Hein. Pour commencer, il faut comprendre que je ne crois pas vraiment à l’existence des Blancs. Si vous êtes allé en Europe avant de voyager dans le « Nouveau Monde », ils ne s'appelaient pas blancs. C’étaient les Vikings, c’étaient les Grecs, c’étaient les Espagnols, c’étaient les Basques. Si vous compariez l’un à l’autre, ils vous tueraient. Si vous disiez à un Viking qu’il était comme les Grecs, il vous couperait la tête. Ce n’est que lorsqu’ils sont arrivés en Amérique et qu’ils ont tué le soi-disant homme rouge et asservi le soi-disant homme noir qu’ils ont eu besoin de leur propre identité. Alors ils se disaient « Blancs ».

Avec l'idée du blanc, c'est comme le noir : ça ne veut rien dire. Ce n'est tout simplement pas le cas. Vous regardez quelqu'un et il est brun foncé, brun clair ou à la peau claire comme moi. Quelqu'un dira : « Tu es noir ». D'accord, je suis noir, mais je ne le suis paslittéralementnoir.

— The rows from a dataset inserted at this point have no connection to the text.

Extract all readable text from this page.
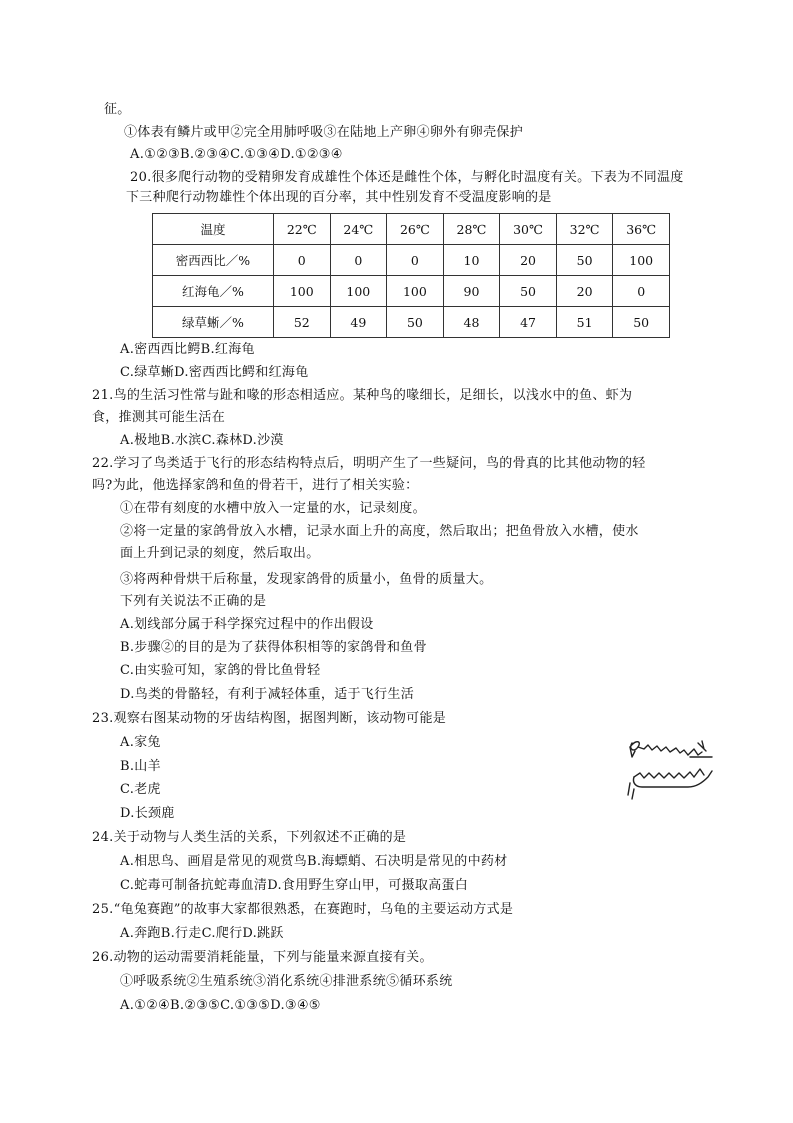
征。
①体表有鳞片或甲②完全用肺呼吸③在陆地上产卵④卵外有卵壳保护
A.①②③B.②③④C.①③④D.①②③④
20.很多爬行动物的受精卵发育成雄性个体还是雌性个体，与孵化时温度有关。下表为不同温度
下三种爬行动物雄性个体出现的百分率，其中性别发育不受温度影响的是
温度	22℃	24℃	26℃	28℃	30℃	32℃	36℃
密西西比／%	0	0	0	10	20	50	100
红海龟／%	100	100	100	90	50	20	0
绿草蜥／%	52	49	50	48	47	51	50
A.密西西比鳄B.红海龟
C.绿草蜥D.密西西比鳄和红海龟
21.鸟的生活习性常与趾和喙的形态相适应。某种鸟的喙细长，足细长，以浅水中的鱼、虾为
食，推测其可能生活在
A.极地B.水滨C.森林D.沙漠
22.学习了鸟类适于飞行的形态结构特点后，明明产生了一些疑问，鸟的骨真的比其他动物的轻
吗?为此，他选择家鸽和鱼的骨若干，进行了相关实验：
①在带有刻度的水槽中放入一定量的水，记录刻度。
②将一定量的家鸽骨放入水槽，记录水面上升的高度，然后取出；把鱼骨放入水槽，使水
面上升到记录的刻度，然后取出。
③将两种骨烘干后称量，发现家鸽骨的质量小，鱼骨的质量大。
下列有关说法不正确的是
A.划线部分属于科学探究过程中的作出假设
B.步骤②的目的是为了获得体积相等的家鸽骨和鱼骨
C.由实验可知，家鸽的骨比鱼骨轻
D.鸟类的骨骼轻，有利于减轻体重，适于飞行生活
23.观察右图某动物的牙齿结构图，据图判断，该动物可能是
A.家兔
B.山羊
C.老虎
D.长颈鹿
24.关于动物与人类生活的关系，下列叙述不正确的是
A.相思鸟、画眉是常见的观赏鸟B.海螵蛸、石决明是常见的中药材
C.蛇毒可制备抗蛇毒血清D.食用野生穿山甲，可摄取高蛋白
25.“龟兔赛跑”的故事大家都很熟悉，在赛跑时，乌龟的主要运动方式是
A.奔跑B.行走C.爬行D.跳跃
26.动物的运动需要消耗能量，下列与能量来源直接有关。
①呼吸系统②生殖系统③消化系统④排泄系统⑤循环系统
A.①②④B.②③⑤C.①③⑤D.③④⑤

C'est juste un mot que tu me fixes. Est-ce que je crois au colorisme ? Probablement. Mais sur une palette beaucoup plus large que le contexte dans lequel vous posez la question. Ma mère, toute cette famille est juive. Quand quelqu'un est juif et qu'il vient me voir et me dit qu'il est blanc, je dis : « Mec, tu es fou ? Connaissez-vous votre histoire ? Tu vas te traiter de blanc et on te tue depuis mille ans en Europe ? Tout le monde, pas seulement Hitler, qualifiait les Juifs de « race différente ». Mais ils diront : « Je suis blanc ». Je les regarde et je pars,C'est comme quand je dis que je suis noir ?Vous pouvez me regarder et vous voyez que je ne suis pas noir, n'est-ce pas ? Je comprends le racisme et je m'en occupe. Je parle en ces termes, mais dans un monde idéal, nous ne sommes que des personnes, n'est-ce pas ?

As-tu luLa course de Ta-Nehisi Coates sur lePanthère noirecomique?
je n'ai même pas vuPanthère noireencore. J'ai hâte de le voir. Le père de Ta-Nehisi et moi sommes les meilleurs amis du monde.Paul Coates. Paul Coates était à la tête des Black Panthers à Baltimore, à l'époque, dans les années 60. Quand les gens disent : « Avez-vous vuPanthère noire?" Je me dis : « Non, mais je connais leoriginalBlack Panther, le père de Ta-Nehisi.

Si vous connaissez Ta-Nehisi depuis si longtemps, avez-vous déjà parlé de bande dessinée avec lui ? Vous a-t-il demandé conseil sur l'écriture de fiction lorsqu'il a reçu cette mission ?
Jamais. Non, nous n'avons jamais parlé de bandes dessinées. De temps en temps, nous nous croisons. J'ai hâte de voir [Panthère noire]. C'est un peu comme les émissions de télévision : certaines émissions de télévision que j'aime, j'attends que la première saison soit terminée, puis je regarde tout d'un coup. Ce sera génial. Je sais qu'il aime vraiment faire ça.

Des réflexions finales sur le spectacle ?
Je pense qu'il y a des choses vraiment importantes à proposLuc Cage. Un gars est sorti de prison et il va travailler dans ce salon de coiffure et les gens sont après lui. Vous ne pouviez pas faire cette histoire sans d'abord en faire une histoire de bande dessinée. C'est vraiment génial de la part de Cheo d'avoir compris ça.